Leslie's Omnibus


I know Old Crankypants was a stone atheist, but I'm convinced he was surprised as hell to find himself hanging around in the ether after all.


Jan 19 2010

"My bagder's [sic] gonna unleash hell on your ass. Badgertastic!"

"No, not the cats. Don't trust them. Their eyes. Their eyes. They know too much."

"Just look at yourself. Yeah, now look at me. You don't stand a chance. It must suck to be you, I'm sure."
Robbie is whispering in the ear of the Sleep Talkin' Man every once in a while.

And that makes me smile.

Why do I read Roissy? Sometimes he'll post something that just makes me grin. Like this. Brutally honest... but funny.

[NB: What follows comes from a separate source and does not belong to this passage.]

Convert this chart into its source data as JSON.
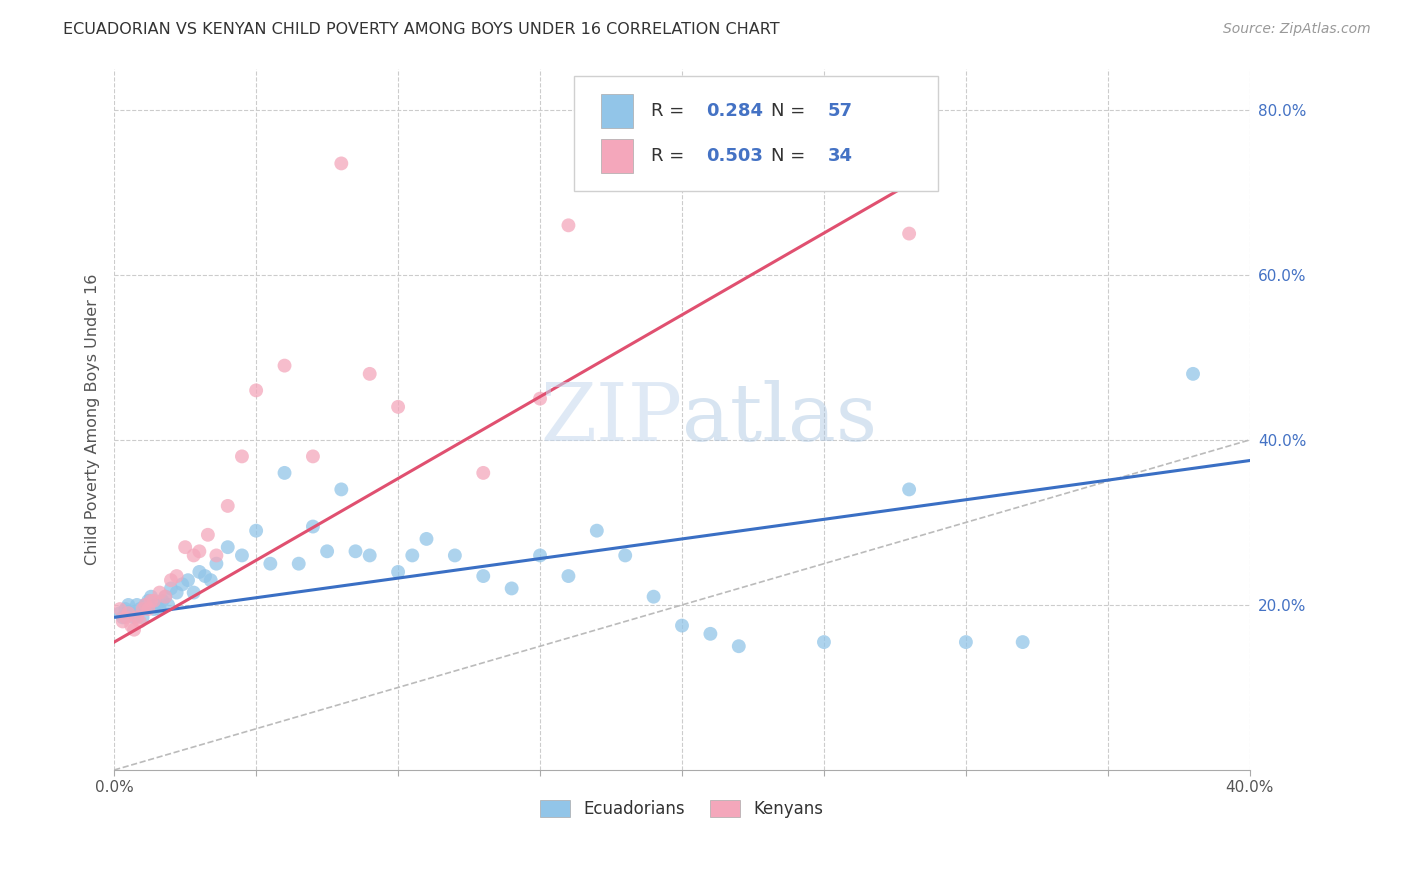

I have Contagion on the brain. I can't figure out why, though...

The Daily Douche Bag:
A Georgia woman is in jail after police say she forced her son to kill his pet hamster with a hammer as punishment for bad grades.
Lynn Middlebrooks Geter is an incredible Douche Bag.

I am very happy to hear that my favorite Grouchy Old Cripple is healing fast. Geeze! He survives a bunch of drunken Jawja Blown-Eyes helping his own alcohol-fueled crippledy self down the stairway to Hell along side the Chatahoochee, but gets knocked upside the head when he's actually doing something relatively safely?

Yeah, he's another atheist, but I prayed for his recovery anyway. (He had to get better! He's the only blodger, Blown-Eyed or Blown Star, who brings me three bottle of wine to every blodgemeet. And he lets me sing harmony on occasion.)

Smooches, Denny!

Great Reader is still on hiatus, so I'll say it for him: "It's Friday! Let's Dance!"

I don't know about you, but my toes are tapping!